Almost immediately after the elections, the state government had announced the crop loan waiver scheme with much fanfare. Under the scheme, crop loans up to Rs 1 lakh were to be waived off for small and marginal farmers. The whole scheme has been reduced to a farce.
Cabinet ministers are shown ceremoniously distributing loan waiver certificates to farmers across districts. However, it turns out that many of the beneficiary farmers have received waivers of amounts as petty as Re 1 or Rs 1.50!
A farmer in Etawah’s Aheripur village, who took a loan of Rs 28,000, received a waiver of Rs 1.80. Another farmer in Mukutpur who borrowed more than Rs 2 lakh got a waiver of Rs 1.50. In another case reported from Bijnor, Baliya Devi got a loan waiver of a mere 9 paise. In a ceremony organised at Hamirpur, the labour and employment minister handed over a loan waiver certificate for the amount of Rs 215.03 to a farmer Munni Lal who had borrowed Rs 50,000.
In Mirzapur, farmers staged a protest before state finance minister Rajesh Agrawal against this fraud move of the government.
According to state figures, during the first phase of the scheme, 34,262 received loan waivers worth Rs 1 to Rs 1000. Out of them, 4,814 received Rs 1 to Rs 100.
In the run up to the assembly polls, Prime Minister Narendra Modi promised that if BJP is voted to power in the state, loan waivers will be the top priority at the first cabinet meet. For this, an arrangement of Rs 36,000 crore was made in the budget and it was claimed that it would benefit 86,000 farmers. The whole exercise was thereafter reduced to a farcical episode of measly amounts being waived off.
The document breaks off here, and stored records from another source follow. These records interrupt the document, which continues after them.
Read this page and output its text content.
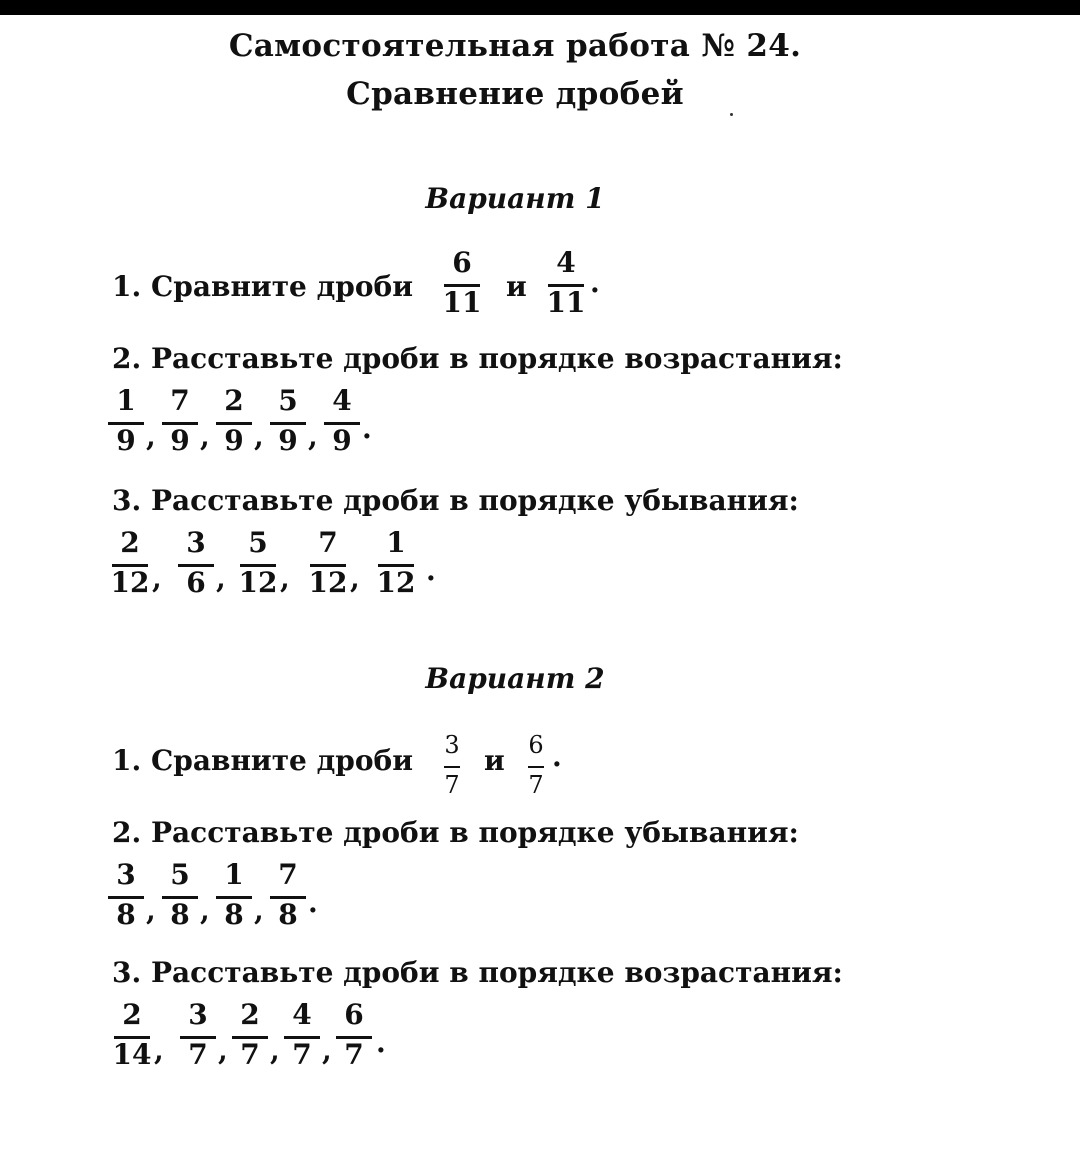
Самостоятельная работа № 24.
Сравнение дробей
Вариант 1
1. Сравните дроби
6
11 и
4
11
.
2. Расставьте дроби в порядке возрастания:
1
9 ,
7
9 ,
2
9 ,
5
9 ,
4
9 .
3. Расставьте дроби в порядке убывания:
2
12 ,
3
6 ,
5
12 ,
7
12 ,
1
12 .
Вариант 2
1. Сравните дроби 3
7
и 6
7
.
2. Расставьте дроби в порядке убывания:
3
8 ,
5
8 ,
1
8 ,
7
8 .
3. Расставьте дроби в порядке возрастания:
2
14 ,
3
7 ,
2
7 ,
4
7 ,
6
7 .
It has been pointed out by many activists for peasants’ rights that governments have appropriated thousands of crores of rupees from farmers over the last 50 years. In the name of increasing food production after the 1966-67 famine, the interests of farmers were ignored and the prices of their produce were suppressed on the excuse of keeping food grains affordable. It is common knowledge that while the producers were being pauperized, the working people in the city were constantly facing food inflation!
In addition to this, the burden of subsidised food to the poor was also passed on to farmers. It is now time for farmers to be paid back – and they are demanding that they be given not just loan waivers but guarantee of income.